Echec de « l’houphouëtisme-historique » façon Félix Houphouët-Boigny ; échec de « l’houphouëtisme-clientéliste » façon Henri Konan Bédié donnant raison à Karl Marx (Le 18 Brumaire de Louis Bonaparte : « Hegel fait quelque part cette remarque que tous les grands événements et personnages historiques se répètent pour ainsi dire deux fois. Il a oublié d’ajouter : la première fois comme tragédie, la seconde fois comme farce ») ; échec de « l’houphouëtisme-bonapartiste » façon général Robert Gueï ; échec de « l’houphouëtisme-populiste » façon Laurent Gbagbo (avec un - gros - zeste de messianisme évangélique). Nous voici arrivé au temps de « l’houphouëtisme-ouattariste » dont nul ne sait encore ce qu’il sera dans l’histoire du pays mais qui présente l’indéniable avantage (même si c’est un avantage douloureux) d’avoir des fondations faites de chair et de sang.
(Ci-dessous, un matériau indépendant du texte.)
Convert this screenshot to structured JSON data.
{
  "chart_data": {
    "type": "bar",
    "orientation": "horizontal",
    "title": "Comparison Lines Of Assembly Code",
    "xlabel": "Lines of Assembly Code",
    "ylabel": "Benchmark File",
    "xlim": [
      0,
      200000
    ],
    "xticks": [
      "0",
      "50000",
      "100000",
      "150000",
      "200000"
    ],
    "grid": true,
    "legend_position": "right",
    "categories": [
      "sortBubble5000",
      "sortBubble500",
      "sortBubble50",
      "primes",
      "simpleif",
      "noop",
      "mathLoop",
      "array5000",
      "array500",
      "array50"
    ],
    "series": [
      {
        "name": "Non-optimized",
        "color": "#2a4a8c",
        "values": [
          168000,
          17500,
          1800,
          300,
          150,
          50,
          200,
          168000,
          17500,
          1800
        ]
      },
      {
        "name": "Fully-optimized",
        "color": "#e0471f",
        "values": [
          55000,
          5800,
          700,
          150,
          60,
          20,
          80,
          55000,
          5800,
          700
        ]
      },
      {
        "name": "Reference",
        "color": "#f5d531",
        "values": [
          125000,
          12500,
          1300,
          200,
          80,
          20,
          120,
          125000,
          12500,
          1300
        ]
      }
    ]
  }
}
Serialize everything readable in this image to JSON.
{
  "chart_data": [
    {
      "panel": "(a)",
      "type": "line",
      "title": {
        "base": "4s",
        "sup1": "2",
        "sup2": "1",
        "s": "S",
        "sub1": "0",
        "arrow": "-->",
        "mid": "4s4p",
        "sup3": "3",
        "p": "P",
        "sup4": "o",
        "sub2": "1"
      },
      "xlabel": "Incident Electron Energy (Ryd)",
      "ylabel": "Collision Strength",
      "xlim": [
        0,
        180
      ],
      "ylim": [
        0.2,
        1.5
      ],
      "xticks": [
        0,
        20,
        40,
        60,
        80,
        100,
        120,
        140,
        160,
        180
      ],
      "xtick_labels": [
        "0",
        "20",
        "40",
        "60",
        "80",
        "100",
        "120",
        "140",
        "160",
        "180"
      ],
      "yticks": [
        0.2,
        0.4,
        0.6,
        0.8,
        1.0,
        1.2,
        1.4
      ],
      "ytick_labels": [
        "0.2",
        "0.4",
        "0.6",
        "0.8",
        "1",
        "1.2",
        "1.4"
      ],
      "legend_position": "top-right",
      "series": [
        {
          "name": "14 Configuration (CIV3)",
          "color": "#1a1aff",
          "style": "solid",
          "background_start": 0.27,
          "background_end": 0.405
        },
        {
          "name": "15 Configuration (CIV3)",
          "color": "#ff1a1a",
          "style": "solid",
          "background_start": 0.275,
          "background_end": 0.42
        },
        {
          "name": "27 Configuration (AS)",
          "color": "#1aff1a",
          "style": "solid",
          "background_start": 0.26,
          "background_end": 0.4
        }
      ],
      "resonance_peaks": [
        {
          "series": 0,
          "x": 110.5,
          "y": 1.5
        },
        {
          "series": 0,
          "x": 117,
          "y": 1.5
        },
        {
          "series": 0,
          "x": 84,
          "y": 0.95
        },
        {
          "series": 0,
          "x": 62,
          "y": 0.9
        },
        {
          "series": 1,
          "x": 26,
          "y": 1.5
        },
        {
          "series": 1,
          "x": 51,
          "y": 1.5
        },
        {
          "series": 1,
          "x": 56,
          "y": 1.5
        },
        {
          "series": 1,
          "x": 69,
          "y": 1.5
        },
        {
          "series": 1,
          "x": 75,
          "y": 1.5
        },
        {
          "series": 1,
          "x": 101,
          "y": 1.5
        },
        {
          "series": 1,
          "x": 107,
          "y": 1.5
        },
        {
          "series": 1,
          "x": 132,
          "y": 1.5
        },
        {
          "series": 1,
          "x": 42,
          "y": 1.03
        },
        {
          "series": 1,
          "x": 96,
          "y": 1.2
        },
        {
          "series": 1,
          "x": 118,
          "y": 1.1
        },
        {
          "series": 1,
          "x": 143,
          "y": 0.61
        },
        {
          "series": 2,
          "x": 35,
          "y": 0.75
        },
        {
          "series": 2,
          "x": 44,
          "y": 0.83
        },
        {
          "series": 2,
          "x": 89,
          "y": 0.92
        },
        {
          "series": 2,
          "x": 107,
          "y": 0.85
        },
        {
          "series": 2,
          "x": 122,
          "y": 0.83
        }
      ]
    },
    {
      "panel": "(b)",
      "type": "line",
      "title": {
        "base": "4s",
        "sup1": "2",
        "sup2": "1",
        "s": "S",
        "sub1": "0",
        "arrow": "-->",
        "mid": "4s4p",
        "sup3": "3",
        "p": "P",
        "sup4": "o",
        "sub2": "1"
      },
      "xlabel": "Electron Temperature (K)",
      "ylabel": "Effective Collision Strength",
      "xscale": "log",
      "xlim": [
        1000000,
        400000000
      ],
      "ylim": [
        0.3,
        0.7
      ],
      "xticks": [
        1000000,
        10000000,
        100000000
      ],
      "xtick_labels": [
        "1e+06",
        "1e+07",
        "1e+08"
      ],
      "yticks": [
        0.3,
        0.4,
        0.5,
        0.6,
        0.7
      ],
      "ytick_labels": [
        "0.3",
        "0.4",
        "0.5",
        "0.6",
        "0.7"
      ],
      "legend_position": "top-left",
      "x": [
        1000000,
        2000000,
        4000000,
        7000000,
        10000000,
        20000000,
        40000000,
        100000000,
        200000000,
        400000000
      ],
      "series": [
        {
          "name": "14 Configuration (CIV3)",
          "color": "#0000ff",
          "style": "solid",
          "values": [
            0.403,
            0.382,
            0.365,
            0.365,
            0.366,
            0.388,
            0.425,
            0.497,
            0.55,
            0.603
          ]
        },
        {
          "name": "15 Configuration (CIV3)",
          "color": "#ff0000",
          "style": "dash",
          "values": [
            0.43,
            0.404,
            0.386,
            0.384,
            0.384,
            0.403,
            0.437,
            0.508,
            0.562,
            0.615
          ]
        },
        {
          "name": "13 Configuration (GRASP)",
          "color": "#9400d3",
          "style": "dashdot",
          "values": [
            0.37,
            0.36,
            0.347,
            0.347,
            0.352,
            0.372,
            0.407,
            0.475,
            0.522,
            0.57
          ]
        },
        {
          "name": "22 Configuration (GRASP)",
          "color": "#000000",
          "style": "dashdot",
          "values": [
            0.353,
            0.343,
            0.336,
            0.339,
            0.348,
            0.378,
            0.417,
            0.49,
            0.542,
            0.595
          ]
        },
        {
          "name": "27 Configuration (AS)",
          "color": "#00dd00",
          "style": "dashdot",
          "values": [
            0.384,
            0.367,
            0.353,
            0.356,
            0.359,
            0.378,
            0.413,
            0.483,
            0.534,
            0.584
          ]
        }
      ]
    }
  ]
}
Houphouët avait accédé au pouvoir au temps de l’indépendance. Bédié, c’était le temps de la survivance : les Ivoiriens pouvaient penser qu’il serait le continuateur ; il a été le liquidateur. Gueï aurait pu être le président du temps de la repentance (vis-à-vis de « l’ivoirité » prônée par son prédécesseur) ; il a préféré être celui de la déchéance. Et Gbagbo a été par excellence président de l’alternance ; une espérance… trahie ; il venait de l’opposition, il a terminé dans le chaos. Ouattara est, d’ores et déjà, le président du temps de la souffrance. Crise politique, crise économique, crise sociale, crise culturelle (où sont passés les intellectuels ivoiriens ?), la Côte d’Ivoire n’est plus que le fantôme d’elle-même. Formidablement élu par la population lassée des « houpouëtismes » du passé qui ont conduit à la guerre des chefs, ADO n’a aucun point d’appui lui permettant de soulever l’enthousiasme des Ivoiriens si ce n’est de donner, rapidement, satisfaction aux attentes de cette même population. Il en a les moyens (nationaux et internationaux) ; reste à pouvoir les mettre en œuvre. Et, pour cela, il lui faut instaurer la sécurisation du pays. Immense défi… !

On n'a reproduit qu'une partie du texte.